AI assistant instructions?

Results of the summarizing process for the arXiv paper: 2602.11139v1

This paper's license doesn't allow us to build upon its content and the summarizing process is here made with the paper's metadata rather than the article.

In the realm of predictive modeling for tabular data, recent advancements have seen Tabular foundation models like TabPFNv2 and TabICL rise to prominence, outperforming traditional gradient-boosted trees. This shift underscores the significance of in-context learning specifically tailored for tabular datasets. Enter TabICLv2, a cutting-edge foundation model for regression and classification that stands on three key pillars of innovation. Firstly, TabICLv2 boasts a novel synthetic data generation engine meticulously crafted to ensure high pretraining diversity. This engine sets the stage for robust model training and performance optimization. Secondly, the model incorporates various architectural enhancements, including a revolutionary scalable softmax in attention mechanism that enhances generalization capabilities across larger datasets without requiring prohibitively long-sequence pretraining. These innovations collectively contribute to improved model efficiency and accuracy. Moreover, TabICLv2 adopts optimized pretraining protocols, with a notable shift from AdamW to the Muon optimizer. This strategic change further refines the model's training process, resulting in enhanced performance outcomes. On benchmark tests such as TabArena and TALENT, TabICLv2 showcases its prowess by surpassing the current state-of-the-art RealTabPFN-2.5 without any tuning required. Notably, even with moderate pretraining compute resources, TabICLv2 demonstrates remarkable generalization abilities on million-scale datasets within 50GB GPU memory constraints while also exhibiting faster processing speeds compared to RealTabPFN-2.5. To substantiate these claims and contributions further, extensive ablation studies have been conducted to quantify the impact of each enhancement introduced in TabICLv2. In a commitment to open research practices, the authors have released inference code and model weights on GitHub (https://github.com/soda-inria/tabicl), with plans to share synthetic data engine and pretraining code in subsequent releases. Authored by Jingang Qu, David Holzmüller, Gaël Varoquaux, and Marine Le Morvan, "TabICLv2: A better, faster, scalable, and open tabular foundation model" represents a significant leap forward in predictive modeling for tabular data analysis.
Created on 12 Feb. 2026

Assess the quality of the AI-generated content by voting

Score: 0

Why do we need votes?

Votes are used to determine whether we need to re-run our summarizing tools. If the count reaches -10, our tools can be restarted.
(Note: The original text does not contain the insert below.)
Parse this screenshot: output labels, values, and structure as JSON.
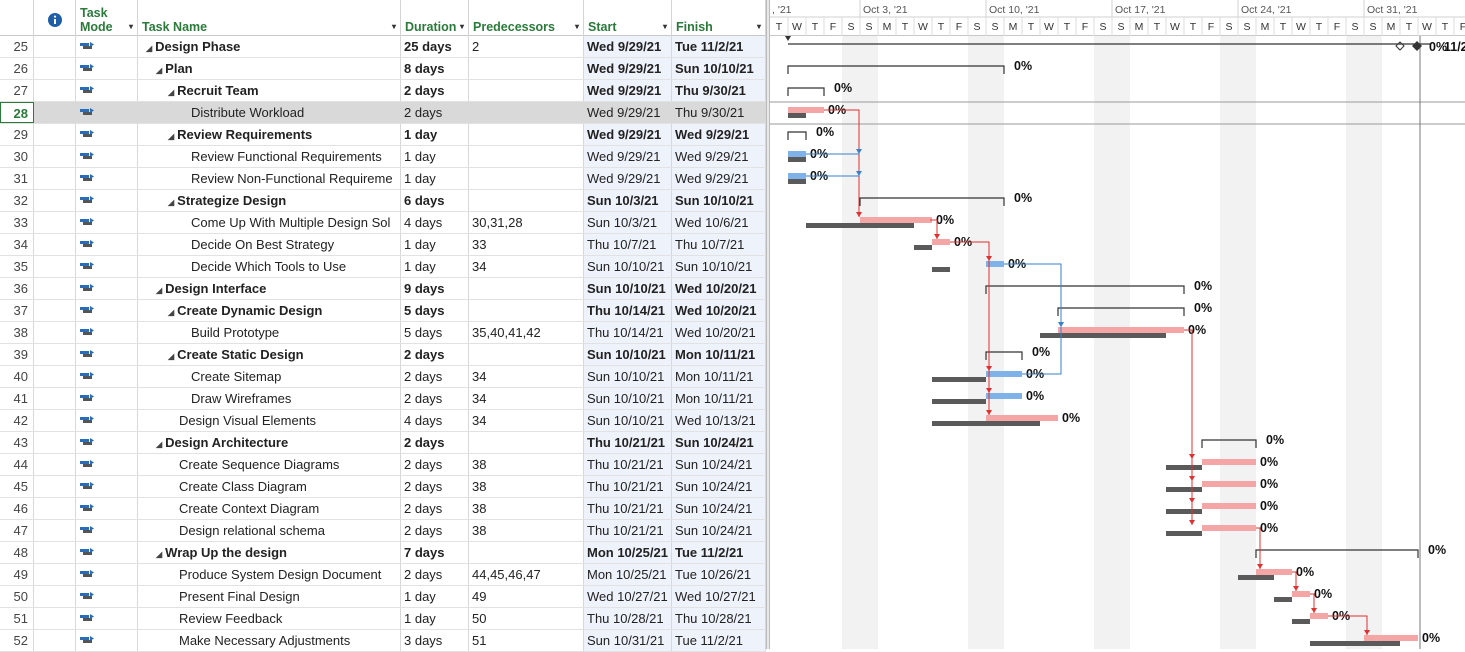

Similar papers summarized with our AI tools

Navigate through even more similar papers through a

tree representation

Look for similar papers (in beta version)

By clicking on the button above, our algorithm will scan all papers in our database to find the closest based on the contents of the full papers and not just on metadata. Please note that it only works for papers that we have generated summaries for and you can rerun it from time to time to get a more accurate result while our database grows.

Disclaimer: The AI-based summarization tool and virtual assistant provided on this website may not always provide accurate and complete summaries or responses. We encourage you to carefully review and evaluate the generated content to ensure its quality and relevance to your needs.